TulikaC outlines how to combine GPT-OSS-20B and a Flask web app as containers within Azure App Service, giving developers a robust pattern for running open-weight language models with cloud scalability and minimal infrastructure overhead.

Deploying Lightweight AI Apps on Azure App Service Using GPT-OSS-20B and Flask

Author: TulikaC

OpenAI’s GPT-OSS-20B is an open-weight language model optimized for both performance and cost under the Apache 2.0 license. By running this model on Azure App Service as a sidecar container alongside a Python Flask app, you gain performance, enterprise security, and scalability without the burden of managing underlying infrastructure.

Architecture Overview

  • Flask App: Runs on Azure App Service, handling frontend/API routes.
  • Sidecar Model Container: GPT-OSS-20B packaged with Ollama, running locally and accessible via localhost:11434.
  • Infrastructure as Code: Provisioned with Bicep templates, Azure Container Registry (ACR), and deployed with tools like azd, VS Code, or GitHub Actions.

1. Model Containerization with Ollama

Dockerfile Example:

FROM ollama/ollama
EXPOSE 11434
COPY startup.sh /
RUN chmod +x /startup.sh
ENTRYPOINT ["./startup.sh"]

startup.sh Example:

# Start Ollama in the background

ollama serve & sleep 5

# Pull and run gpt-oss:20b

ollama pull gpt-oss:20b

# Restart ollama and run it in the foreground

pkill -f "ollama"
ollama serve

This wraps the GPT-OSS-20B model for quick and repeatable deployment as a sidecar.

2. Flask Application Highlights

  • Connects to GPT-OSS-20B via HTTP on the local network namespace.
  • Streams responses so users see real-time chat output.

Core Python Snippet:

OLLAMA_HOST = "http://localhost:11434"
MODEL_NAME = "gpt-oss:20b"

@app.route("/chat", methods=["POST"])
def chat():
    data = request.get_json()
    prompt = data.get("prompt", "")
    payload = {
        "model": MODEL_NAME,
        "messages": [{"role": "user", "content": prompt}],
        "stream": True
    }

    def generate():
        with requests.post(f"{OLLAMA_HOST}/api/chat", json=payload, stream=True) as r:
            for line in r.iter_lines(decode_unicode=True):
                if line:
                    event = json.loads(line)
                    if "message" in event:
                        yield event["message"]["content"]
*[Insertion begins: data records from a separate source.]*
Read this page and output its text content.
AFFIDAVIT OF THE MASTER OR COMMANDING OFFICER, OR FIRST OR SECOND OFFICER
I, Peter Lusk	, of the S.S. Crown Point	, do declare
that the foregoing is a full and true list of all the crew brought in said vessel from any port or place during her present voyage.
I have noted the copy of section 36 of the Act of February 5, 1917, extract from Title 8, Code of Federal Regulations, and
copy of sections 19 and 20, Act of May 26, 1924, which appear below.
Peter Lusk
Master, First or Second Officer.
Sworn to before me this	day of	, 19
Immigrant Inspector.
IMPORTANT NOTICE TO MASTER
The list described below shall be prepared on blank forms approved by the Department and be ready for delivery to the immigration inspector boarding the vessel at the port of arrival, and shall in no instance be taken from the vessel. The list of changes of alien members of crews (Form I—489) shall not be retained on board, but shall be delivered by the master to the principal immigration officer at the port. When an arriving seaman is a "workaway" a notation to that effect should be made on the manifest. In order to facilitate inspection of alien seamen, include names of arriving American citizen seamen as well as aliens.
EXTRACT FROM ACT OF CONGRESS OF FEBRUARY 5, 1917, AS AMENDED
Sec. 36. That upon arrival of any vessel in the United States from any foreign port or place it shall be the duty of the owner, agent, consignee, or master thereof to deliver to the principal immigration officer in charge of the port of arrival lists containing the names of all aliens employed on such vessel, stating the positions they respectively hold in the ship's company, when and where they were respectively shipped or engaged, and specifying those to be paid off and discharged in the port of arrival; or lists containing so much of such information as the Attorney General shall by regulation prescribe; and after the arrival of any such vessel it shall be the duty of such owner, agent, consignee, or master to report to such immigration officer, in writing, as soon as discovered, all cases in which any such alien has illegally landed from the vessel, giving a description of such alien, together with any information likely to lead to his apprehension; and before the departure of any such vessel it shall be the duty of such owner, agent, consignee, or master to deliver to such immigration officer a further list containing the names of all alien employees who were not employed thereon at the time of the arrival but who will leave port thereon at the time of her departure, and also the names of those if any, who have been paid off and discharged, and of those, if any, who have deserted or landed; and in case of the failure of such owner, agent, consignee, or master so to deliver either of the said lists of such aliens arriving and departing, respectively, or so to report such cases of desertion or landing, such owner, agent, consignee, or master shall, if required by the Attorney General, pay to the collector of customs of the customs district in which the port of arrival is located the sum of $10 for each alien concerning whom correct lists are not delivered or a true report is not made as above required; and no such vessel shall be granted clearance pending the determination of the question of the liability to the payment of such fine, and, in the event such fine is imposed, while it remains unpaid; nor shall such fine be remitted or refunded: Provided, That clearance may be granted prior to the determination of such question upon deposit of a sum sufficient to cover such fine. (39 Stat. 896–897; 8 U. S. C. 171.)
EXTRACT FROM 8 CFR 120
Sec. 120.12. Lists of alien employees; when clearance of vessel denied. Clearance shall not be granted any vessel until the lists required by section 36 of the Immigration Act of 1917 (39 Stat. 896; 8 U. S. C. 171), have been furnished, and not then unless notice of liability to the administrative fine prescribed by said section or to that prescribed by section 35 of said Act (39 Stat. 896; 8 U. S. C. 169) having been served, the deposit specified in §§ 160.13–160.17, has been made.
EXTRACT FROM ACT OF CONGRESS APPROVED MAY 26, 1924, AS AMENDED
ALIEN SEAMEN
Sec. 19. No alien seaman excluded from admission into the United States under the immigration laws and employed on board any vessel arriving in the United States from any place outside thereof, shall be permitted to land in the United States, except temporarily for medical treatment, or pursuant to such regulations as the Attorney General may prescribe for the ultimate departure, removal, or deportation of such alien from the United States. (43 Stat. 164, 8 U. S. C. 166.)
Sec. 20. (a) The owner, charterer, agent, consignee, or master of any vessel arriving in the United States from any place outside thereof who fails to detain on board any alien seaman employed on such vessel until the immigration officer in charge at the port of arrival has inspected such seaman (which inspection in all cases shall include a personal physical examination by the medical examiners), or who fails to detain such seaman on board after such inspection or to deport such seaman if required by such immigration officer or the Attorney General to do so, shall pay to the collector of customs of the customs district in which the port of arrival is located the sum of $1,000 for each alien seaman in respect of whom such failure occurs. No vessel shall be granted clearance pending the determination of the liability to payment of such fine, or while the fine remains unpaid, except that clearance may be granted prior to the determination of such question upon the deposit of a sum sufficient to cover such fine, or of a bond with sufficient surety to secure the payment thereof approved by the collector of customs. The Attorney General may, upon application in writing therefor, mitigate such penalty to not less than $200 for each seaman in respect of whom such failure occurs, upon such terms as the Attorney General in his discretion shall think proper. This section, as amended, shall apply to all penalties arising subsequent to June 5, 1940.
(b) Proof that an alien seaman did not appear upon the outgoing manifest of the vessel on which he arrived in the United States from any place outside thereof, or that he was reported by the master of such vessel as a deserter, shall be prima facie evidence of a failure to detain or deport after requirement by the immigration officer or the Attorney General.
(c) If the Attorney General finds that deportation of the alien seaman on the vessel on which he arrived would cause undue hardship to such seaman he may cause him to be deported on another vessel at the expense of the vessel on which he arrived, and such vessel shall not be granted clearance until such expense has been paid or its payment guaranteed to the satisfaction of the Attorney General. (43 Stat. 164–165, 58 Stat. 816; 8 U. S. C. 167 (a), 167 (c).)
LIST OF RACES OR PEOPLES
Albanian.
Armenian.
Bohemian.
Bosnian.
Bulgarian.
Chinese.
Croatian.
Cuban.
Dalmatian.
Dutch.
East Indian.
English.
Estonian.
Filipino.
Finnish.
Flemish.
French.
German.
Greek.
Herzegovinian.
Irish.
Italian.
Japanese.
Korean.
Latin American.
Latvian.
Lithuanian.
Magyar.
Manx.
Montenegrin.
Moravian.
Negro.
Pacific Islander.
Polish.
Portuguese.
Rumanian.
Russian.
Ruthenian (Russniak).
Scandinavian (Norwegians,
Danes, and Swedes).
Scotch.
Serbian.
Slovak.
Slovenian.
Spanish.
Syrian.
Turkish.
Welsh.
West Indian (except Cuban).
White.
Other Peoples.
    return Response(generate(), mimetype="text/plain")

This produces a browser-based chat UI backed by the locally running model.

3. Deploying to Azure App Service

Deploy using any of these options:

  • Visual Studio Code or GitHub Actions
  • az webapp up
  • Bicep templates (provided in the sample repo)

Deployment Steps:

  1. Provision ACR and the Web App (Premium V4 preferred for performance)
  2. Push model container to ACR
  3. Attach the container as a sidecar within the Azure Portal (configuration guide)
  4. Set sidecar port to 11434
  5. Note: First startup involves model download, so expect a cold start; reboots are faster after model layers are cached.

Next Steps & Resources

Conclusion

This approach lets you harness both the flexibility of open-source AI models and the reliability, security, and scaling of Azure’s managed cloud services. Whether you’re rapidly prototyping, scaling AI-powered features, or experimenting with custom ML, deploying GPT-OSS-20B as a sidecar in Azure App Service streamlines adoption and management for technical teams.